Petronas Chemicals Group Bhd - Unplanned Shutdowns Impacting Result

Price Target: 
Price Call: 
Last Price: 
+0.54 (7.79%)


  • Petronas Chemicals Group Bhd’s (PCHEM) 9MFY23 results came in below expectations, accounting for 60% and 55% of ours and consensus’ full-year forecasts respectively. The negative variance was largely due to lower-thanexpected product selling prices and higher-than-expected tax expenses.
  • 9MFY23 revenue grew 6.0% YoY due to higher sales volume (+26% YoY) from the inclusion of contribution from Perstorp acquired in Oct 2022 and Pengerang Integrated Complex (PIC) despite 30% drop in ASP. Plant utilisation (PU) was comparable at 85% against the corresponding period last year. 9MFY23 EBITDA plunged on the back of lower product spread and higher utilities costs.
  • Olefin and Derivatives (O&D): 3QFY23 revenue dropped 3.8% QoQ on the back of lower sales volume (-3.9% QoQ) and ASP. PU was low at 78.6% (2QFY23: 98.4%) affected by planned shutdowns at PC Glycols and PC Derivatives, as well as unplanned shutdown at PC Olefins from utilities supply disruption. EBITDA plunged 30.8% QoQ driven by higher maintenance costs and lower product spreads.
  • Fertilisers and Methanol (F&M): 3QFY23 revenue decreased 3.5% QoQ due to lower sales volume (-6.4% QoQ) from inventory restocking. PU was 3.4%-pts higher QoQ at 76.4% despite planned turnaround at PC Ammonia, shutdown at ABF, as well as unplanned shutdown for 30 days at PC Methanol 2 in the current quarter. Recall that PC Fertiliser Sabah and PC Methanol 2 experienced unplanned downtime from feedstock supply disruption back in 2QFY23. Correspondingly, EBITDA surged 30.7% QoQ as a result of higher product spreads and lower fuel costs.
  • Specialties: 3QFY23 revenue dipped 7.8% QoQ largely due to lower ASP. However, EBITDA improved 26.3% QoQ on the back of seasonally lower manpower costs (due to summer holidays) and lower maintenance costs.

Key Takeaways

From Conference Call

  • PCHEM’s effective tax rate (ETR) in 3QFY23 was 25.1%, much higher than 6.0% in FY22 or 8.8% in 2QFY23. The higher tax rate was due to nondeductibles expenses, mainly accrual payment to BRB group. Management guided that ETR is expected to hover around 10%-15% in coming quarters.
  • PIC experienced LBITDA of c.RM35mn in 3QFY23, halved from a quarter ago mainly due to foreign exchange gains and ramping up of volume at the plant. PIC still has 5 more performance test runs (PTR), which are expected to be completed by 1QFY24. The decision to commence commercialisation will depend on the outcome of the PTR. We expect PIC to register narrower losses in the coming quarter from ramping up of production volume, with commercialisation likely around mid-FY24. However, loss from PIC could expand in FY24 as depreciation expense kicks in from 1QFY24 onwards.
  • Separately, PCHEM has extended the existing gas sales agreement with Petroliam Nasional Berhad for the supply of ethane and propane as feedstock for plant operations at PETRONAS Chemicals Olefins Sdn Bhd for 1 year from 1 Jan to 31 Dec 2024 on the same terms and conditions.
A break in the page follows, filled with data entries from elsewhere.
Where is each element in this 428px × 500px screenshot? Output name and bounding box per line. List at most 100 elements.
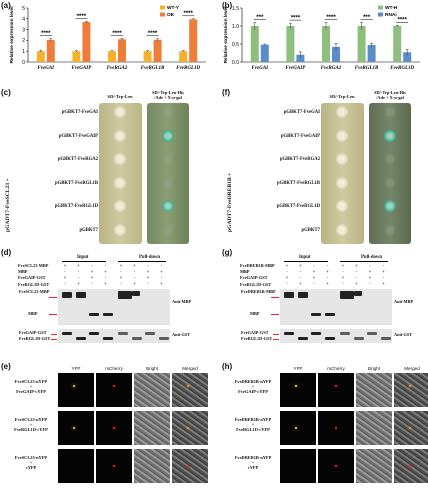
sign-mark: - bbox=[369, 281, 371, 287]
yfp-channel-image bbox=[280, 449, 316, 483]
yeast-colony bbox=[336, 153, 348, 165]
y2h-side-label-right: pGADT7-FveDREB1B + bbox=[227, 172, 233, 232]
bar bbox=[322, 26, 330, 62]
mcherry-signal bbox=[335, 427, 337, 429]
yfp-signal bbox=[295, 385, 297, 387]
bar bbox=[82, 22, 91, 62]
bifc-col-header: mCherry bbox=[327, 366, 345, 371]
bar bbox=[250, 26, 259, 62]
y2h-plate-sd4-f bbox=[369, 103, 411, 244]
yfp-signal bbox=[73, 427, 75, 429]
blot-band bbox=[131, 337, 142, 340]
mcherry-channel-image bbox=[318, 449, 354, 483]
sign-mark: + bbox=[285, 262, 289, 268]
panel-label-f: (f) bbox=[222, 88, 230, 97]
sign-mark: - bbox=[160, 274, 163, 280]
y-tick-label: 0.0 bbox=[232, 60, 239, 66]
mcherry-channel-image bbox=[318, 411, 354, 445]
x-tick-label: FveRGL1B bbox=[355, 66, 379, 71]
blot-band bbox=[297, 292, 308, 298]
merged-signal bbox=[409, 427, 411, 429]
western-blot-gst bbox=[58, 329, 170, 343]
legend-label: OE bbox=[167, 12, 175, 18]
yeast-colony-negative bbox=[162, 153, 174, 165]
mcherry-channel-image bbox=[318, 373, 354, 407]
sign-mark: - bbox=[286, 268, 288, 274]
yeast-colony bbox=[114, 106, 126, 118]
pulldown-row-label: FveDREB1B-MBP bbox=[240, 263, 275, 268]
pulldown-underline bbox=[118, 261, 166, 262]
y-axis-label: Relative expression level bbox=[223, 6, 229, 63]
sign-mark: + bbox=[77, 281, 80, 287]
sign-mark: - bbox=[147, 262, 149, 268]
bifc-col-header: Merged bbox=[182, 366, 198, 371]
sign-mark: - bbox=[382, 262, 385, 268]
y2h-col2-header-f: SD/-Trp-Leu-His /Ade + X-α-gal bbox=[374, 90, 406, 100]
y2h-plate-sd2-f bbox=[321, 103, 364, 244]
bar bbox=[367, 45, 376, 62]
band-label-mbp: MBP bbox=[250, 311, 260, 316]
blot-band bbox=[131, 291, 140, 296]
y2h-col2-header: SD/-Trp-Leu-His /Ade + X-α-gal bbox=[152, 90, 184, 100]
y-axis-label: Relative expression level bbox=[9, 6, 15, 63]
pulldown-underline bbox=[340, 261, 388, 262]
yeast-colony-negative bbox=[162, 223, 174, 236]
y2h-col1-header: SD/-Trp-Leu bbox=[107, 94, 133, 99]
bifc-row-label: FveDREB1B-nYFP + FveRGL1D-cYFP bbox=[234, 417, 272, 432]
pulldown-row-label: FveGAIP-GST bbox=[240, 275, 268, 281]
bifc-row-label: FveDREB1B-nYFP + cYFP bbox=[234, 455, 272, 470]
sign-mark: + bbox=[299, 262, 302, 268]
blot-band bbox=[353, 291, 362, 296]
mcherry-signal bbox=[113, 427, 115, 429]
yeast-colony-negative bbox=[384, 223, 396, 236]
blot-band bbox=[89, 332, 99, 335]
panel-label-c: (c) bbox=[1, 88, 11, 97]
x-tick-label: FveRGL1D bbox=[390, 66, 414, 71]
band-label-gst1: FveGAIP-GST bbox=[241, 330, 269, 335]
x-tick-label: FveGAIP bbox=[286, 66, 307, 71]
sign-mark: - bbox=[355, 274, 358, 280]
yeast-colony bbox=[336, 200, 348, 212]
yeast-colony-negative bbox=[384, 106, 396, 118]
y2h-row-label: pGBKT7-FveRGL1B bbox=[277, 180, 320, 186]
sign-mark: - bbox=[369, 262, 371, 268]
mcherry-signal bbox=[113, 465, 115, 467]
x-tick-label: FveRGL1D bbox=[176, 66, 200, 71]
sign-mark: + bbox=[160, 268, 163, 274]
panel-label-a: (a) bbox=[1, 1, 11, 10]
sign-mark: + bbox=[63, 262, 67, 268]
pulldown-row-label: FveRGL1D-GST bbox=[18, 281, 50, 287]
blot-band bbox=[75, 292, 86, 298]
bar bbox=[332, 46, 340, 62]
input-underline bbox=[62, 261, 106, 262]
yeast-colony-positive bbox=[384, 200, 396, 212]
bright-field-image bbox=[134, 373, 170, 407]
sign-mark: + bbox=[119, 274, 123, 280]
sign-mark: + bbox=[382, 281, 385, 287]
sign-mark: - bbox=[133, 268, 136, 274]
western-blot-gst bbox=[280, 329, 392, 343]
western-blot-mbp bbox=[58, 289, 170, 325]
bar bbox=[403, 52, 412, 62]
blot-band bbox=[62, 292, 72, 298]
bar bbox=[357, 26, 366, 62]
x-tick-label: FveRGA2 bbox=[321, 66, 342, 71]
y2h-row-label: pGBKT7-FveRGA2 bbox=[57, 157, 98, 162]
sign-mark: + bbox=[104, 281, 107, 287]
merged-signal bbox=[409, 465, 411, 467]
sign-mark: + bbox=[368, 268, 372, 274]
significance-label: **** bbox=[291, 16, 301, 22]
blot-band bbox=[145, 332, 155, 335]
blot-band bbox=[89, 313, 99, 316]
significance-label: **** bbox=[398, 18, 408, 24]
sign-mark: - bbox=[342, 281, 344, 287]
bar bbox=[36, 51, 45, 62]
bright-field-image bbox=[356, 373, 392, 407]
blot-band bbox=[75, 337, 86, 340]
sign-mark: + bbox=[312, 268, 316, 274]
band-arrow bbox=[271, 297, 279, 298]
y2h-row-label: pGBKT7-FveRGL1D bbox=[54, 204, 98, 209]
y-tick-label: 3 bbox=[22, 27, 25, 33]
sign-mark: - bbox=[326, 274, 329, 280]
y2h-row-label: pGBKT7-FveGAIP bbox=[58, 133, 98, 139]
  • We lower our FY23/FY24/FY25 earnings forecasts by 16.5%/5.1%/2.5% respectively after lowering our ASP assumptions for O&D products by 3%- 5% and increasing our effective tax rate forecasts from 8%/8%/8% to 13%/10%/10%.


  • Maintain Hold with a lower TP of RM7.47/share (previous: RM7.55/share) pegged to 9x CY24 EV/EBITDA.